For the 2017 edition of Expo Chicago, Garth Greenan Gallery will present a solo-exhibition of works by Richard Van Buren—Richard Van Buren: Bennington. Six of the artist’s densely layered abstract sculptures will be on view, including the monumental floor piece Bennington (1970) and Strata (1977). The former consists of multiple brightly colored polyester elements cast from Mylar sheets buried in a snowbank. It is a seminal work in that it marks the beginning of the artist’s career-long fascination with the relationship between natural/organic forms and man-made/inorganic materials, especially their ability to mimic each other.
Rather than modeled or constructed, works like Bennington seem to emerge as residue from two ends of time that seldom join together. Folded, twisted, sharp and lumpy—the forms are shot through with colors that are simultaneously toxic and beautiful. In each element, the artist embedded milled glass, plaster, paper, glitter, and dry pigment. At times, the semi-transparent forms resemble crumpled pieces of space junk that have been frozen in order to encase other pieces of trash for forensic reference. Viewers both look at and into Bennington.

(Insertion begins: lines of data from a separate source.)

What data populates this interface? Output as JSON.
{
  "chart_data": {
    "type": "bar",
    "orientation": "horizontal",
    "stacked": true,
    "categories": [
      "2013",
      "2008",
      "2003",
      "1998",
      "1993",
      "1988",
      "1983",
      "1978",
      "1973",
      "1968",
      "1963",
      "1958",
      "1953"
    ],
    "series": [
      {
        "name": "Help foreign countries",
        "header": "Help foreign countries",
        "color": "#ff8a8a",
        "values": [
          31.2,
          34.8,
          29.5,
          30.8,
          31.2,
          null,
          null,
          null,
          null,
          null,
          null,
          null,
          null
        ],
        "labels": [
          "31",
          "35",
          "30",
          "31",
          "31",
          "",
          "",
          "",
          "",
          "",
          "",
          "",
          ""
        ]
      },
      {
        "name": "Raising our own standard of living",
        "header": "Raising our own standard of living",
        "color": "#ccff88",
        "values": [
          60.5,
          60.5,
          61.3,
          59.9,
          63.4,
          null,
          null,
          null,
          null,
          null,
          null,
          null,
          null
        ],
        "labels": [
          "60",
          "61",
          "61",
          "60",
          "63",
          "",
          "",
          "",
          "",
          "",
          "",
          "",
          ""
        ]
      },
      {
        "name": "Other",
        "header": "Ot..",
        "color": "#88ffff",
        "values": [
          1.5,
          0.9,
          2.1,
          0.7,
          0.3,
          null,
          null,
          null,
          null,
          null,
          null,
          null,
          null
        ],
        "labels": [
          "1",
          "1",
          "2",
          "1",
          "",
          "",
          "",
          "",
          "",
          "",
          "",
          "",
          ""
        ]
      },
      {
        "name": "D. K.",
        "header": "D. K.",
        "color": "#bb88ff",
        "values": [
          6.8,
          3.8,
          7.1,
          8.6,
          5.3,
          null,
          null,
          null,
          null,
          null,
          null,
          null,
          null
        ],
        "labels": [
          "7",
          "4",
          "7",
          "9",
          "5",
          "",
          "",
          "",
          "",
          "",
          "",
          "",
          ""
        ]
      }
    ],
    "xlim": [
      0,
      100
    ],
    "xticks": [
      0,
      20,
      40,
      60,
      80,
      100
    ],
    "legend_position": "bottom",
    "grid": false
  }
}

Van Buren's understanding of time is what sets him apart from his peers. His early sculptures are not about the timeless present (Donald Judd and Dan Flavin) or the body (Eva Hesse), nor do they reference art history—Jackson Pollock’s poured paintings, for example. Rather, they acknowledge that time shapes people into forms that they might not be able to recognize, which, as critic John Yau writes, “is a rather disquieting perception of infinity.” Add this to his embrace of disparate, seemingly incommensurable materials, as well as the processes that he pioneered, and the enormity of his achievement becomes instantly apparent.